Intermède dramatique

En 1941, en pleine Deuxième Guerre mondiale, Franz Georg Brustgi publia un volume de pièces de marionnettes [PAGE 86] dont l'une est consacrée à l'Afrique. L'idéologie dominante de la République de Weimar et du Troisième Reich au sujet des anciennes colonies allemandes en particulier, de l'Afrique en général, selon laquelle il n'y aurait pas de paix tant que chaque nation européenne – en l'occurrence l'Allemagne – n'aurait pas sa part du gâteau africain qui lui reviendrait, est présentée ici dans une version conforme à ce genre littéraire.

Le héros de cette pièce intitulée « Les aventures de Kasperle en Afrique » est, comme la plupart de ses prédécesseurs, visiblement un prolétaire; aussi bien son comportement que ses rêves dont il nous fait part à travers le langage que lui fait tenir l'auteur, nous laisse croire qu'il a vécu jusque-là dans des conditions très pauvres et qu'il est inéluctablement victime de l'idéologie dominante : il est prêt à se lancer dans n'importe quelle aventure dans les pays d'« outre-mer » avec la conviction de s'enrichir. Il n'hésite pas à dire, sur un ton qui peut paraître d'ailleurs naïf, que lui et sa femme – qu'il appelle « Zuckerschweinchen » et « Honigbienchen » – deviendront les gens les plus riches du monde dès qu'il reviendrait d'Afrique avec la fameuse caisse d'or.

Semblable à tous les héros de son acabit, Kasperle ne doute aucunement de vaincre le propriétaire de ce trésor le « roi nègre » qu'il appelle tantôt Quitzlampapo, tantôt Schlampapo... C'est dire qu'il est convaincu d'avance de sa supériorité militaire ( ?) – symbolisant la supériorité des armes de l'Allemagne hitlérienne impérialiste sur les Etats africains à conquérir; surtout à une époque où les Etats européens qui s'étaient arrogés le titre de « puissance » se mesuraient à la force des armes. L'Afrique est à ses yeux un « pays de cocagne » qu'il baptise d'ailleurs « Schlaraffrika » – contraction des mots « Schlaraffenland » (pays de cocagne) et « afrika » – que les auditeurs n'ont point de peine à déchiffrer. Contrairement à ce qu'on attendrait d'un nostalgique du « pays de cocagne », Kasper n'a aucunement l'intention de s'installer en Afrique, mais de rentrer le plus tôt possible en possession au trésor et de retourner chez lui. En cela il ressemble aux pionniers coloniaux dont la mission était de drainer les matières premières vers la « mère-patrie ». [PAGE 87]
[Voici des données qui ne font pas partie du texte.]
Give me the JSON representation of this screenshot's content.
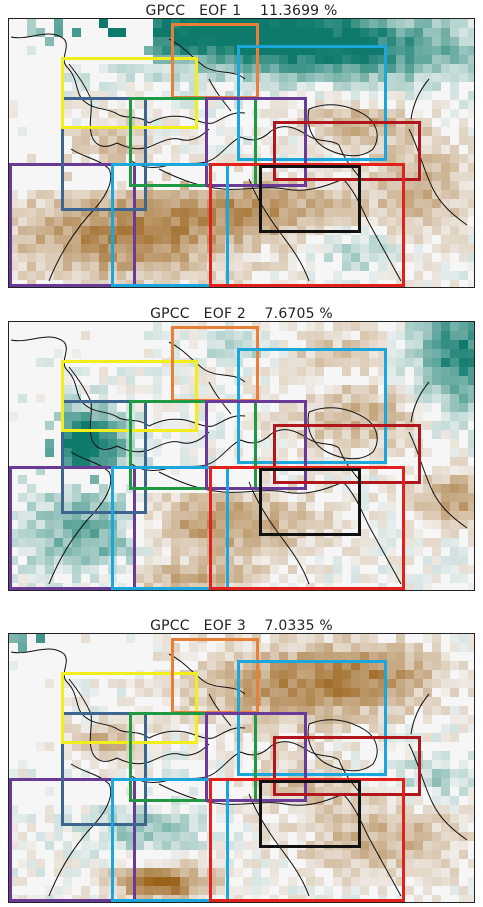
{
  "panels": [
    {
      "title": "GPCC   EOF 1    11.3699 %",
      "pattern": "eof1"
    },
    {
      "title": "GPCC   EOF 2    7.6705 %",
      "pattern": "eof2"
    },
    {
      "title": "GPCC   EOF 3    7.0335 %",
      "pattern": "eof3"
    }
  ],
  "region_box_colors": [
    {
      "name": "orange",
      "color": "#e8803a"
    },
    {
      "name": "yellow",
      "color": "#f2ee1c"
    },
    {
      "name": "light-blue",
      "color": "#1ba7dc"
    },
    {
      "name": "dark-blue",
      "color": "#3c6690"
    },
    {
      "name": "green",
      "color": "#1f9a43"
    },
    {
      "name": "purple",
      "color": "#6a3a98"
    },
    {
      "name": "dark-red",
      "color": "#b0161c"
    },
    {
      "name": "red",
      "color": "#e3201b"
    },
    {
      "name": "black",
      "color": "#111111"
    }
  ],
  "color_scale": {
    "positive": "#0d7a6b",
    "negative": "#9a6118",
    "neutral": "#f6f6f6"
  }
}
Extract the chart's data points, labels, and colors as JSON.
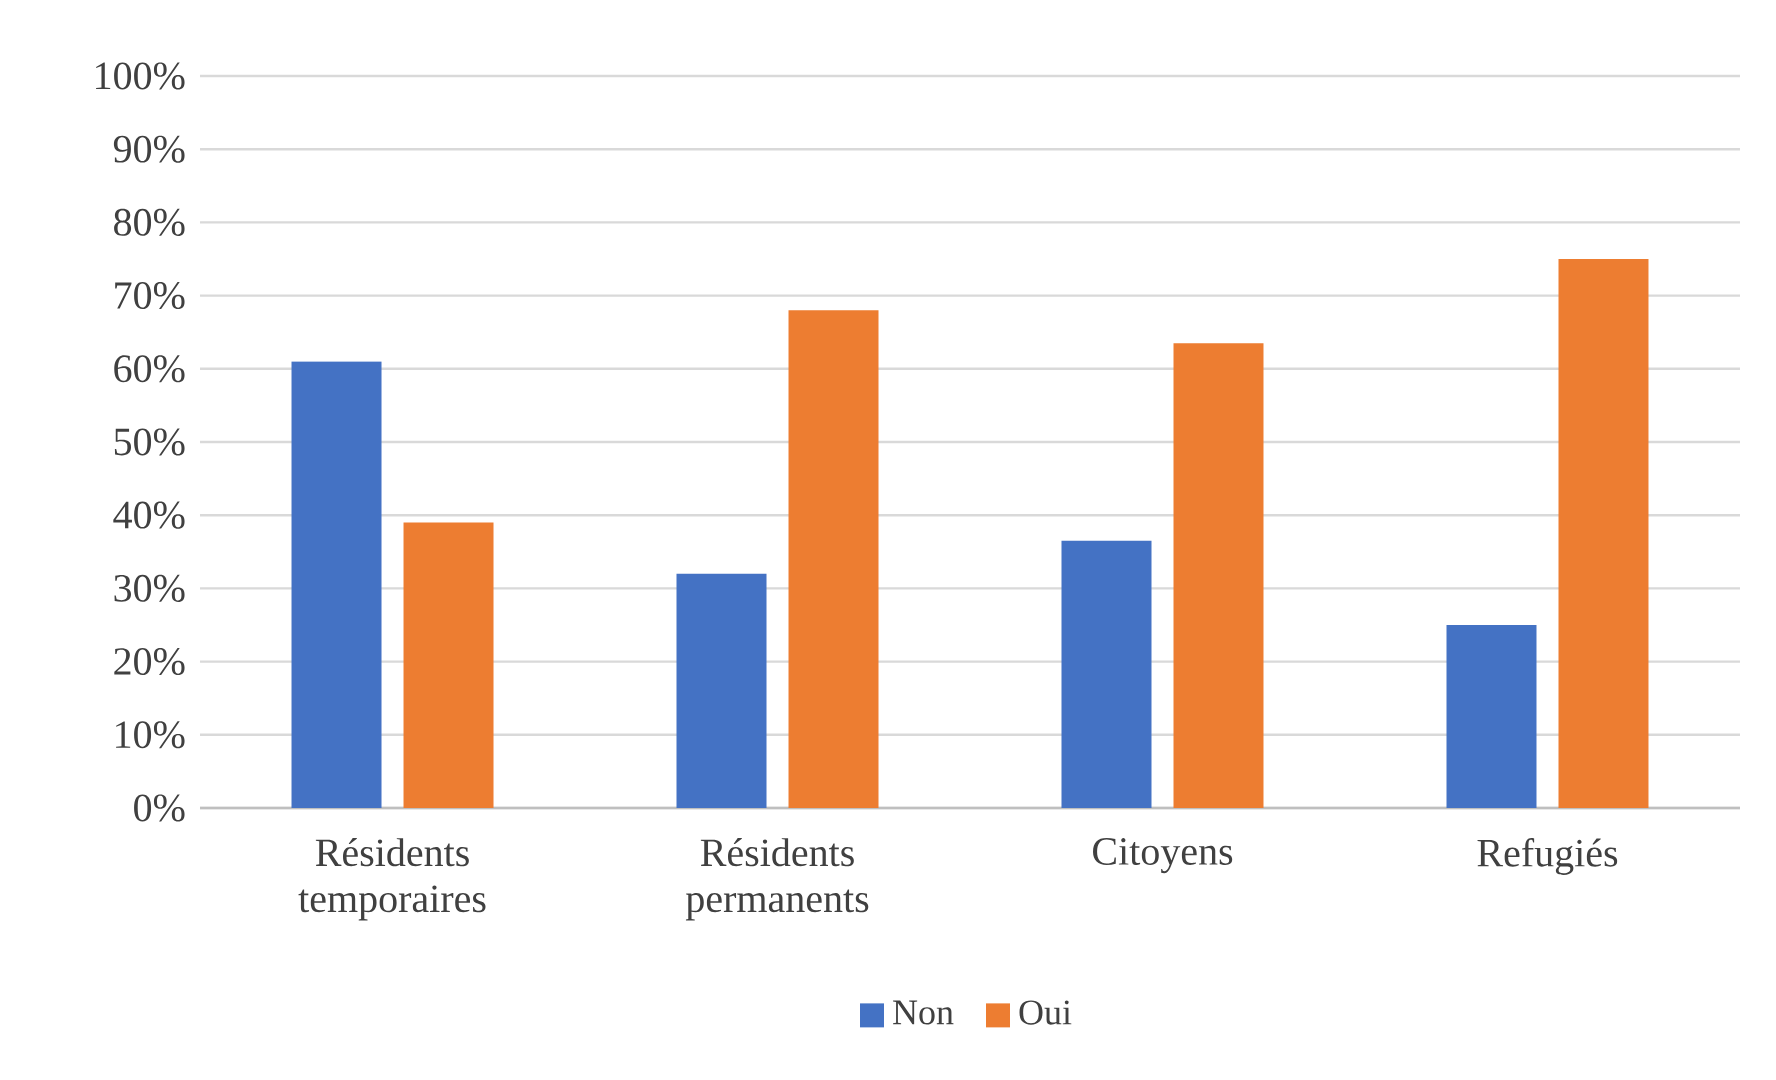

Le premier pays africain dont le héros de Brustgi foule le sol est l'Egypte que les enfants – qui ne sont pas de simples spectateurs, mais contribuent même activement à la représentation – reconnaissent aussitôt aux pyramides. Toute cette assemblée s'aperçoit cependant très vite que la destination de Kasperle n'est pas l'Egypte, que le héros lui-même n'a aucune idée précise du lieu du trésor. A sa grande joie il rencontre un Arabe qui lui donne sans hésiter toutes les informations nécessaires : le « roi nègre » propriétaire du trésor habite, dit-il, en Abyssinie, en pleine forêt vierge, entouré de méchantes bêtes.

Le jeune aventurier allemand réussit cependant, sans trop de peine, à pénétrer jusqu'au cœur de ce pays. Pour conférer à la supériorité des armes de Kasperle une dimension exotique et peut-être mystérieuse, Brustgi ne fait pas intervenir le fusil qui, on le sait depuis les aventures de Robinson Crusoé, fait peur aux « indigènes » à un point tel qu'ils se soumettent sans coup férir au seigneur blanc, mais plutôt un os d'éléphant qui insufflerait à son possesseur un pouvoir magique.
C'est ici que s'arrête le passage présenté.